The code shown is noticeably simplified. A real module would have to take a series of safety actions to ensure integrity. For example, a new handler function could increase the module's reference count by calling try_module_get (THIS_MODULE) to prevent the module from being unloaded for the duration of the function (which is possible with a vanishingly small but still finite probability). Before returning, the function will then do the opposite: module_put (THIS_MODULE). Other precautions may be required, for the time of loading and unloading a module, for example. But this is quite an ordinary technique of kernel modules, and it is not discussed in order not to complicate the principle.
Some additional nuances and special cases of the shown equipment will be seen in the next part of the discussion.

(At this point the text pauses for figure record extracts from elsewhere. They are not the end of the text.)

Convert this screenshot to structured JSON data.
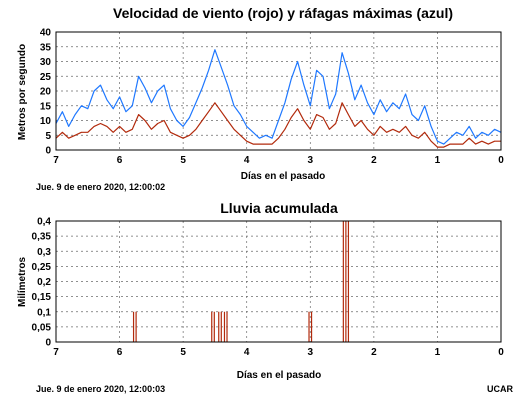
{
  "colors": {
    "wind": "#b22a0c",
    "gust": "#1f78ff",
    "rain": "#b22a0c",
    "grid": "#6b6b6b",
    "frame": "#000000"
  },
  "footer": {
    "credit": "UCAR"
  },
  "chart_data": [
    {
      "type": "line",
      "title": "Velocidad de viento (rojo) y ráfagas máximas (azul)",
      "xlabel": "Días en el pasado",
      "ylabel": "Metros por segundo",
      "xlim": [
        7,
        0
      ],
      "ylim": [
        0,
        40
      ],
      "x_ticks": [
        "7",
        "6",
        "5",
        "4",
        "3",
        "2",
        "1",
        "0"
      ],
      "y_ticks": [
        "0",
        "5",
        "10",
        "15",
        "20",
        "25",
        "30",
        "35",
        "40"
      ],
      "grid": true,
      "timestamp": "Jue. 9 de enero 2020, 12:00:02",
      "x": [
        7.0,
        6.9,
        6.8,
        6.7,
        6.6,
        6.5,
        6.4,
        6.3,
        6.2,
        6.1,
        6.0,
        5.9,
        5.8,
        5.7,
        5.6,
        5.5,
        5.4,
        5.3,
        5.2,
        5.1,
        5.0,
        4.9,
        4.8,
        4.7,
        4.6,
        4.5,
        4.4,
        4.3,
        4.2,
        4.1,
        4.0,
        3.9,
        3.8,
        3.7,
        3.6,
        3.5,
        3.4,
        3.3,
        3.2,
        3.1,
        3.0,
        2.9,
        2.8,
        2.7,
        2.6,
        2.5,
        2.4,
        2.3,
        2.2,
        2.1,
        2.0,
        1.9,
        1.8,
        1.7,
        1.6,
        1.5,
        1.4,
        1.3,
        1.2,
        1.1,
        1.0,
        0.9,
        0.8,
        0.7,
        0.6,
        0.5,
        0.4,
        0.3,
        0.2,
        0.1,
        0.0
      ],
      "series": [
        {
          "color": "gust",
          "values": [
            9,
            13,
            8,
            12,
            15,
            14,
            20,
            22,
            17,
            14,
            18,
            13,
            15,
            25,
            21,
            16,
            20,
            22,
            14,
            10,
            8,
            11,
            16,
            21,
            27,
            34,
            28,
            22,
            15,
            12,
            8,
            6,
            4,
            5,
            4,
            10,
            16,
            24,
            30,
            22,
            15,
            27,
            25,
            14,
            19,
            33,
            26,
            17,
            22,
            16,
            12,
            17,
            13,
            16,
            14,
            19,
            12,
            10,
            15,
            8,
            3,
            2,
            4,
            6,
            5,
            8,
            4,
            6,
            5,
            7,
            6
          ]
        },
        {
          "color": "wind",
          "values": [
            4,
            6,
            4,
            5,
            6,
            6,
            8,
            9,
            8,
            6,
            8,
            6,
            7,
            12,
            10,
            7,
            9,
            10,
            6,
            5,
            4,
            5,
            7,
            10,
            13,
            16,
            13,
            10,
            7,
            5,
            3,
            2,
            2,
            2,
            2,
            4,
            7,
            11,
            14,
            10,
            7,
            12,
            11,
            7,
            9,
            16,
            12,
            8,
            10,
            7,
            5,
            8,
            6,
            7,
            6,
            8,
            5,
            4,
            6,
            3,
            1,
            1,
            2,
            2,
            2,
            4,
            2,
            3,
            2,
            3,
            3
          ]
        }
      ]
    },
    {
      "type": "bar",
      "title": "Lluvia acumulada",
      "xlabel": "Días en el pasado",
      "ylabel": "Milímetros",
      "xlim": [
        7,
        0
      ],
      "ylim": [
        0,
        0.4
      ],
      "x_ticks": [
        "7",
        "6",
        "5",
        "4",
        "3",
        "2",
        "1",
        "0"
      ],
      "y_ticks": [
        "0",
        "0,05",
        "0,1",
        "0,15",
        "0,2",
        "0,25",
        "0,3",
        "0,35",
        "0,4"
      ],
      "grid": true,
      "timestamp": "Jue. 9 de enero 2020,  12:00:03",
      "events": [
        {
          "x": 5.78,
          "value": 0.1
        },
        {
          "x": 5.74,
          "value": 0.1
        },
        {
          "x": 4.55,
          "value": 0.1
        },
        {
          "x": 4.51,
          "value": 0.1
        },
        {
          "x": 4.44,
          "value": 0.1
        },
        {
          "x": 4.4,
          "value": 0.1
        },
        {
          "x": 4.35,
          "value": 0.1
        },
        {
          "x": 4.31,
          "value": 0.1
        },
        {
          "x": 3.02,
          "value": 0.1
        },
        {
          "x": 2.98,
          "value": 0.1
        },
        {
          "x": 2.48,
          "value": 0.4
        },
        {
          "x": 2.44,
          "value": 0.4
        },
        {
          "x": 2.4,
          "value": 0.4
        }
      ]
    }
  ]
}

The code archive for experiments can be taken
here or
here (because of the irrelevance of the examples, I do not post them on GitHub).
PS Everything shown works unchanged in 32-bit. In the 64-bit architecture, the picture becomes somewhat more complicated due to the need to emulate 32-bit applications. In order not to complicate the picture, this option was deliberately not affected (perhaps for now, and it is worth returning to it later).